Fights start when someone chooses to attack someone who has not attacked them. Society has an interest in getting them to make better choices.
And it is every bit as insensitive as asking a woman who has survived a sexual assault 'why she was dressed that way'.
Which, if taken as licence for Bob to assault Alex, allows Bob to impose demands on Alex by becoming personally irate if his demands are not followed.
Which is why 'masculine environments' are increasingly frowned upon by many of the institutions of society.
Yes. We have a system for establishing a policy of "Do not do $THING or There Will Be Consequences." The Legislative Branch passes a law against $THING; the Executive Branch takes necessary action if someone does $THING anyway; the Judicial Branch makes sure that $THING isn't something one has a right to do (such as 'voting while black' or 'printing a column questioning Professor What's-Xir-Face of the Department of Oppressed People Studies's opinion on the best way to oppose racism').

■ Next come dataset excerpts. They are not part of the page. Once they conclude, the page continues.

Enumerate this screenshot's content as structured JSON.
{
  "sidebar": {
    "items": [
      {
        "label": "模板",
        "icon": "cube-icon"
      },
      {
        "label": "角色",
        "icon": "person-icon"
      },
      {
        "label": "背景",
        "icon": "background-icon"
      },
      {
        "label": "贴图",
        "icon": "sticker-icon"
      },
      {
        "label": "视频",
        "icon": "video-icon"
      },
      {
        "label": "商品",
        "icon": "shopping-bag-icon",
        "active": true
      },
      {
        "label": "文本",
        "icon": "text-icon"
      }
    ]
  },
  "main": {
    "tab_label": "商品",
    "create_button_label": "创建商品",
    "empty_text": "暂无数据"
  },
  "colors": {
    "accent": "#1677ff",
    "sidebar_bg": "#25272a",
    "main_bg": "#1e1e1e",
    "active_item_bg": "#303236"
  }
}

If the government votes that $THING should remain legal, or the courts find that $THING is a civil right, it is not generally appropriate to turn around attempt to impose Consequences for $THING on one's own initiative, especially if $THING, to quote Jefferson, "neither picks my pocket nor breaks my leg", because that way lies madness.

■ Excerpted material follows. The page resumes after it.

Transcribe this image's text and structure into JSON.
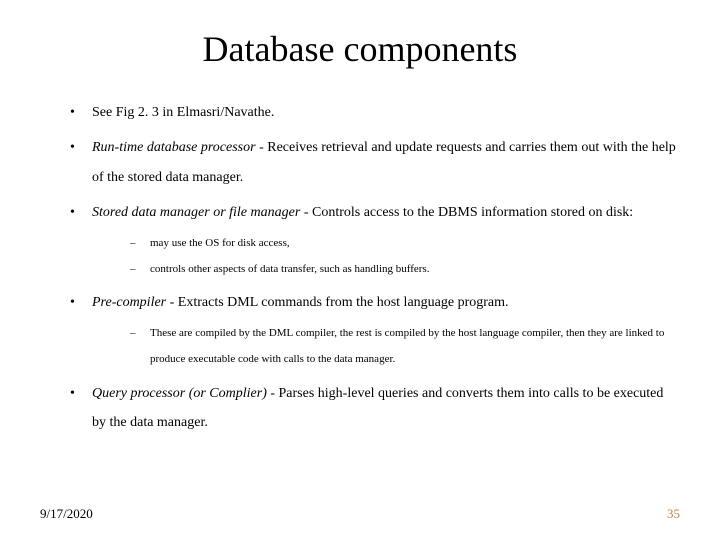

People have spent thousands of years moving us up the entropy-slope, from a world in which the strong can do whatever they feel like and expect the weak to cater to their whims, towards a world where The Rules Are The Same For Everyone; they do not appreciate attempts to shove us back down into the abyss.
--Jon Stewart
Which is why we have laws against it. Seldom do people make laws against things that nobody does anyway.
In which case one approaches the problem by degrees -- prosecute the man who becomes violent over a tiny slight before the man responding to a more serious insult; prosecute the man who attacks someone smaller than himself before the man who picks on someone his own size, &c.
As the more egregious incidents decrease in frequency, one can establish stronger standards, and move the Overton Window in the direction of "use your words, not your fists.", or in some cases (things which don't affect anyone else) towards Tim Walz' Golden Rule.